In this paper, the space-time generalized finite difference scheme is proposed to effectively solve the unsteady double-diffusive natural convection problem in the fluid-saturated porous media. In such a case, it is mathematically described by nonlinear time-dependent partial differential equations based on Darcy's law. In this work, the space-time approach is applied using a combination of the generalized finite difference, Newton-Raphson, and time-marching methods. In the space-time generalized finite difference scheme, the spatial and temporal derivatives can be performed using the technique for spatial discretization. Thus, the stability of the proposed numerical scheme is determined by the generalized finite difference method. Due to the property of this numerical method, which is based on the Taylor series expansion and the moving-least square method, the resultant matrix system is a sparse matrix. Then, the Newton-Raphson method is used to solve the nonlinear system efficiently. Furthermore, the time-marching method is utilized to proceed along the time axis after a numerical process in one space-time domain. By using this method, the proposed numerical scheme can efficiently simulate the problems which have an unpredictable end time. In this study, three benchmark examples are tested to verify the capability of the proposed meshless scheme.
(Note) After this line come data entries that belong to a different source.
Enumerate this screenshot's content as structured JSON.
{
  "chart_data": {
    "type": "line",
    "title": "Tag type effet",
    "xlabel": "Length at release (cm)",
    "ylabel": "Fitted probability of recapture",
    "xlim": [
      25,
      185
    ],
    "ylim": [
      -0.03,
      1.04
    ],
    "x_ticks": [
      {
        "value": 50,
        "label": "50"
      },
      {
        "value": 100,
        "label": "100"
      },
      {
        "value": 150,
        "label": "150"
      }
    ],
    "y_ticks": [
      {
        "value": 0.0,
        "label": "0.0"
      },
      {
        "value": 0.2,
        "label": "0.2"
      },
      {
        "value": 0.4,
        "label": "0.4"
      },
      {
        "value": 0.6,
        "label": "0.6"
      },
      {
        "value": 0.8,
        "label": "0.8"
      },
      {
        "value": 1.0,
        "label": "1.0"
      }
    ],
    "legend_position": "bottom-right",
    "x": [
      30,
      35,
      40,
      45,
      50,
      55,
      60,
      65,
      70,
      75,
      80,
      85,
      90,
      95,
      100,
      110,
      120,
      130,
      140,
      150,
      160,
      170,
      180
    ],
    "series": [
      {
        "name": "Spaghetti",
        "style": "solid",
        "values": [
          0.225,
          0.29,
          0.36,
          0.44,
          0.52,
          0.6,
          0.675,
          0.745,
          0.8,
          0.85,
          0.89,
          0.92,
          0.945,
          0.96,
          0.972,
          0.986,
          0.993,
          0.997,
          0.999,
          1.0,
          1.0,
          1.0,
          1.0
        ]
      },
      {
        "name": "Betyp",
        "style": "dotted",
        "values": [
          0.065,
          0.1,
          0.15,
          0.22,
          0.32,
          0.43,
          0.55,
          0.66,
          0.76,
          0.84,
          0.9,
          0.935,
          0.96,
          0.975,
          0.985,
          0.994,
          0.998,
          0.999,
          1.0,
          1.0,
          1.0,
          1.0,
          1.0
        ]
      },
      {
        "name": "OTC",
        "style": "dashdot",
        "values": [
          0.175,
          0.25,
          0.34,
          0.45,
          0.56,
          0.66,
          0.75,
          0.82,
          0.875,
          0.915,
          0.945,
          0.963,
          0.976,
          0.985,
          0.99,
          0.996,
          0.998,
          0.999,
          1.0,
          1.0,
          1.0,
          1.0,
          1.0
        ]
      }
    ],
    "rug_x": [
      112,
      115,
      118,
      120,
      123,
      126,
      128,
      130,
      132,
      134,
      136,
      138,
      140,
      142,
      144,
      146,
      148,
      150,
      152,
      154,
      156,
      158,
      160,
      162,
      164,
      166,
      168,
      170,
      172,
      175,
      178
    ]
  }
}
为了有效解决流体饱和多孔介质中的非定常双扩散自然对流问题，本文提出了时空广义有限差分格式。在这种情况下，它通过基于达西定律的非线性时间相关偏微分方程进行数学描述。在这项工作中，时空方法结合使用了广义有限差分法、Newton-Raphson 法和时间推进法。在时空广义有限差分格式中，可以使用空间离散化技术来执行空间和时间导数。因此，所提出的数值方案的稳定性由广义有限差分法确定。由于这种数值方法的性质，它基于泰勒级数展开和移动最小二乘法，得到的矩阵系统是一个稀疏矩阵。然后，使用Newton-Raphson方法有效地求解非线性系统。此外，利用时间推进法，在一个时空域中进行数值处理后，沿时间轴进行。通过使用这种方法，所提出的数值方案可以有效地模拟具有不可预测的结束时间的问题。在这项研究中，测试了三个基准示例以验证所提出的无网格方案的能力。通过使用这种方法，所提出的数值方案可以有效地模拟具有不可预测的结束时间的问题。在这项研究中，测试了三个基准示例以验证所提出的无网格方案的能力。通过使用这种方法，所提出的数值方案可以有效地模拟具有不可预测的结束时间的问题。在这项研究中，测试了三个基准示例以验证所提出的无网格方案的能力。